The Kadima party leader's remarks came as the country's new parliament was sworn in.

"[We will do] whatever is needed to deal with the terrorists and their dispatchers," he said.

"Today, with all its pain, is a celebration of the power of  Israeli democracy which we will not allow to be derailed by anyone."

Hamas dilemma

Shimon Peres, the Labour party leader and first of the 122 Knesset members sworn in, said the bombing would not stop Israel's democratic process.

"We are meeting today to show that nothing will hurt our ability or divert us from our path," he said.

Peres also reiterated that the Palestinians' Hamas-led government must renounce violence and recognise Israel's existence.

"[Hamas] does not recognise signed agreements, so what's the point of signing other agreements?" he added.

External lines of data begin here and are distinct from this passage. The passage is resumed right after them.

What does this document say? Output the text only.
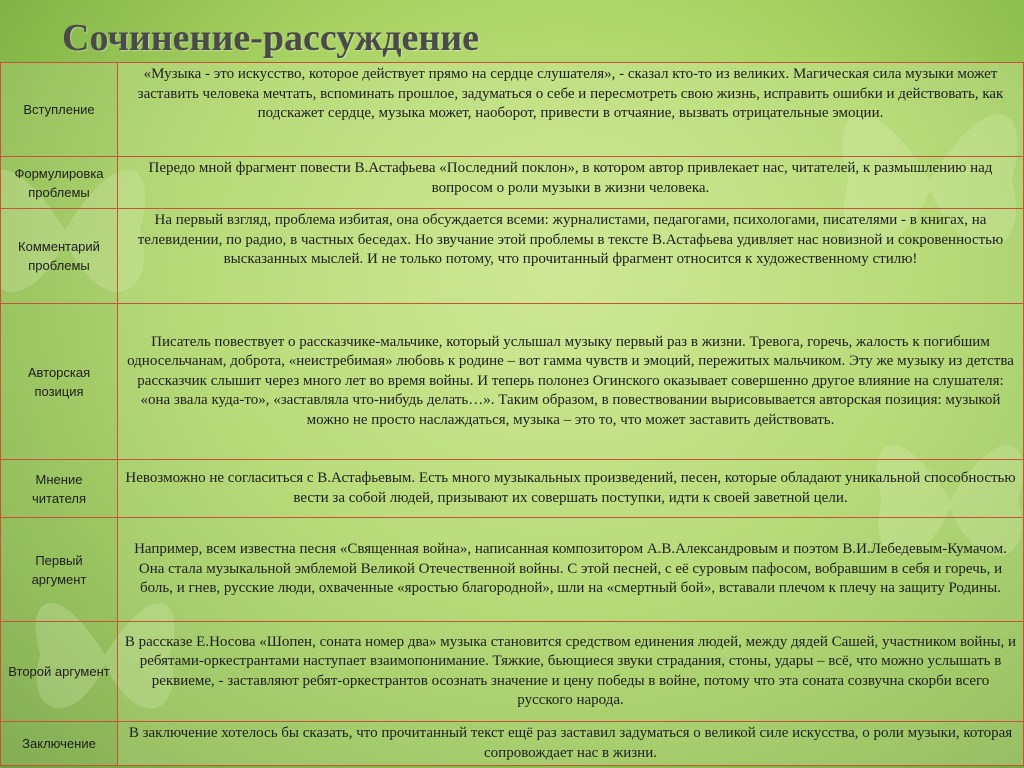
Сочинение-рассуждение
Вступление	«Музыка - это искусство, которое действует прямо на сердце слушателя», - сказал кто-то из великих. Магическая сила музыки может заставить человека мечтать, вспоминать прошлое, задуматься о себе и пересмотреть свою жизнь, исправить ошибки и действовать, как подскажет сердце, музыка может, наоборот, привести в отчаяние, вызвать отрицательные эмоции.
Формулировка проблемы	Передо мной фрагмент повести В.Астафьева «Последний поклон», в котором автор привлекает нас, читателей, к размышлению над вопросом о роли музыки в жизни человека.
Комментарий проблемы	На первый взгляд, проблема избитая, она обсуждается всеми: журналистами, педагогами, психологами, писателями - в книгах, на телевидении, по радио, в частных беседах. Но звучание этой проблемы в тексте В.Астафьева удивляет нас новизной и сокровенностью высказанных мыслей. И не только потому, что прочитанный фрагмент относится к художественному стилю!
Авторская позиция	Писатель повествует о рассказчике-мальчике, который услышал музыку первый раз в жизни. Тревога, горечь, жалость к погибшим односельчанам, доброта, «неистребимая» любовь к родине – вот гамма чувств и эмоций, пережитых мальчиком. Эту же музыку из детства рассказчик слышит через много лет во время войны. И теперь полонез Огинского оказывает совершенно другое влияние на слушателя: «она звала куда-то», «заставляла что-нибудь делать…». Таким образом, в повествовании вырисовывается авторская позиция: музыкой можно не просто наслаждаться, музыка – это то, что может заставить действовать.
Мнение читателя	Невозможно не согласиться с В.Астафьевым. Есть много музыкальных произведений, песен, которые обладают уникальной способностью вести за собой людей, призывают их совершать поступки, идти к своей заветной цели.
Первый аргумент	Например, всем известна песня «Священная война», написанная композитором А.В.Александровым и поэтом В.И.Лебедевым-Кумачом. Она стала музыкальной эмблемой Великой Отечественной войны. С этой песней, с её суровым пафосом, вобравшим в себя и горечь, и боль, и гнев, русские люди, охваченные «яростью благородной», шли на «смертный бой», вставали плечом к плечу на защиту Родины.
Второй аргумент	В рассказе Е.Носова «Шопен, соната номер два» музыка становится средством единения людей, между дядей Сашей, участником войны, и ребятами-оркестрантами наступает взаимопонимание. Тяжкие, бьющиеся звуки страдания, стоны, удары – всё, что можно услышать в реквиеме, - заставляют ребят-оркестрантов осознать значение и цену победы в войне, потому что эта соната созвучна скорби всего русского народа.
Заключение	В заключение хотелось бы сказать, что прочитанный текст ещё раз заставил задуматься о великой силе искусства, о роли музыки, которая сопровождает нас в жизни.
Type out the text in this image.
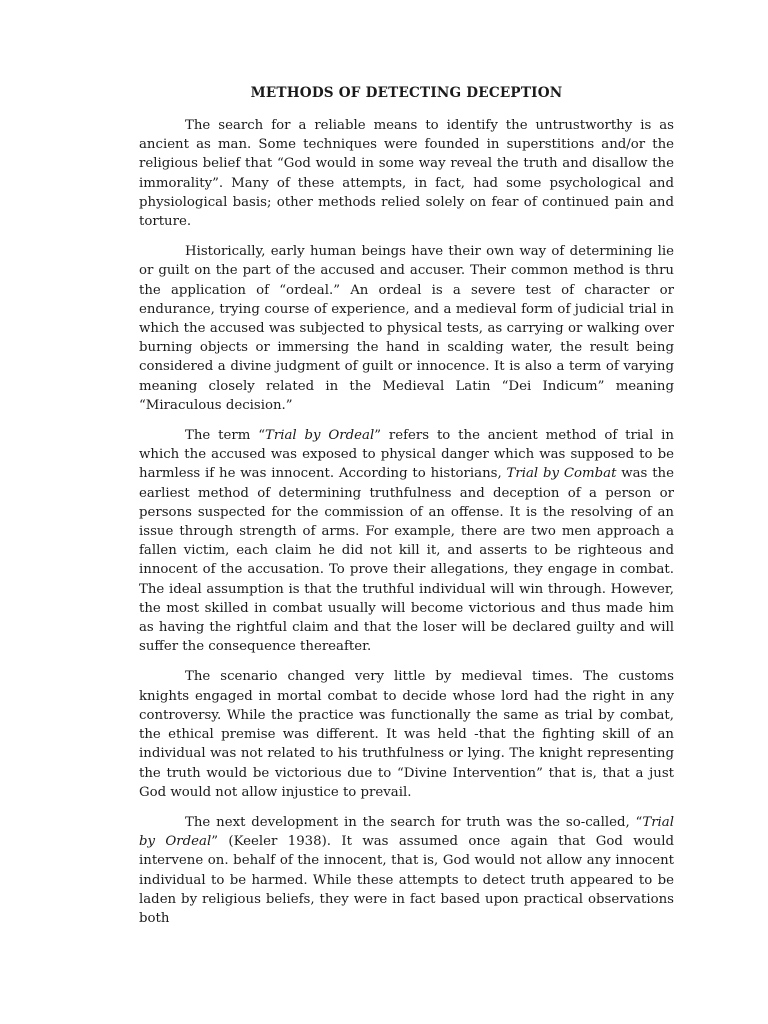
METHODS OF DETECTING DECEPTION

The search for a reliable means to identify the untrustworthy is as ancient as man. Some techniques were founded in superstitions and/or the religious belief that “God would in some way reveal the truth and disallow the immorality”. Many of these attempts, in fact, had some psychological and physiological basis; other methods relied solely on fear of continued pain and torture.

Historically, early human beings have their own way of determining lie or guilt on the part of the accused and accuser. Their common method is thru the application of “ordeal.” An ordeal is a severe test of character or endurance, trying course of experience, and a medieval form of judicial trial in which the accused was subjected to physical tests, as carrying or walking over burning objects or immersing the hand in scalding water, the result being considered a divine judgment of guilt or innocence. It is also a term of varying meaning closely related in the Medieval Latin “Dei Indicum” meaning “Miraculous decision.”

The term “Trial by Ordeal” refers to the ancient method of trial in which the accused was exposed to physical danger which was supposed to be harmless if he was innocent. According to historians, Trial by Combat was the earliest method of determining truthfulness and deception of a person or persons suspected for the commission of an offense. It is the resolving of an issue through strength of arms. For example, there are two men approach a fallen victim, each claim he did not kill it, and asserts to be righteous and innocent of the accusation. To prove their allegations, they engage in combat. The ideal assumption is that the truthful individual will win through. However, the most skilled in combat usually will become victorious and thus made him as having the rightful claim and that the loser will be declared guilty and will suffer the consequence thereafter.

The scenario changed very little by medieval times. The customs knights engaged in mortal combat to decide whose lord had the right in any controversy. While the practice was functionally the same as trial by combat, the ethical premise was different. It was held -that the fighting skill of an individual was not related to his truthfulness or lying. The knight representing the truth would be victorious due to “Divine Intervention” that is, that a just God would not allow injustice to prevail.

The next development in the search for truth was the so-called, “Trial by Ordeal” (Keeler 1938). It was assumed once again that God would intervene on. behalf of the innocent, that is, God would not allow any innocent individual to be harmed. While these attempts to detect truth appeared to be laden by religious beliefs, they were in fact based upon practical observations both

Sami Abu Zuhru, Hamas's official spokesman, had said earlier that the Tel Aviv attack was an act of self-defence in response to what he called "continued Israeli crimes against our people".

Political shift

Olmert's Kadima party won 29 of the 120 seats in a March 28 election on a platform of finalising Israel's borders - with or without Palestinian agreement - and now faces forming a coalition.

 

He has until May 4 to present a new government line-up for parliamentary approval and confirm his position as prime minister.

 

Apart from Peres' Labour party and the Pensioners party, Olmert needs to secure at least another six seats to exercise a minimum majority of 61 MPs. 

 

The ultra-Orthodox Shas and Yisrael Beitenu parties are probable coalition partners.

 

After the March 28 election, two-thirds of Israel's members of parliament were centrist of left-wing. The parliament had previously been dominated by the right-wing.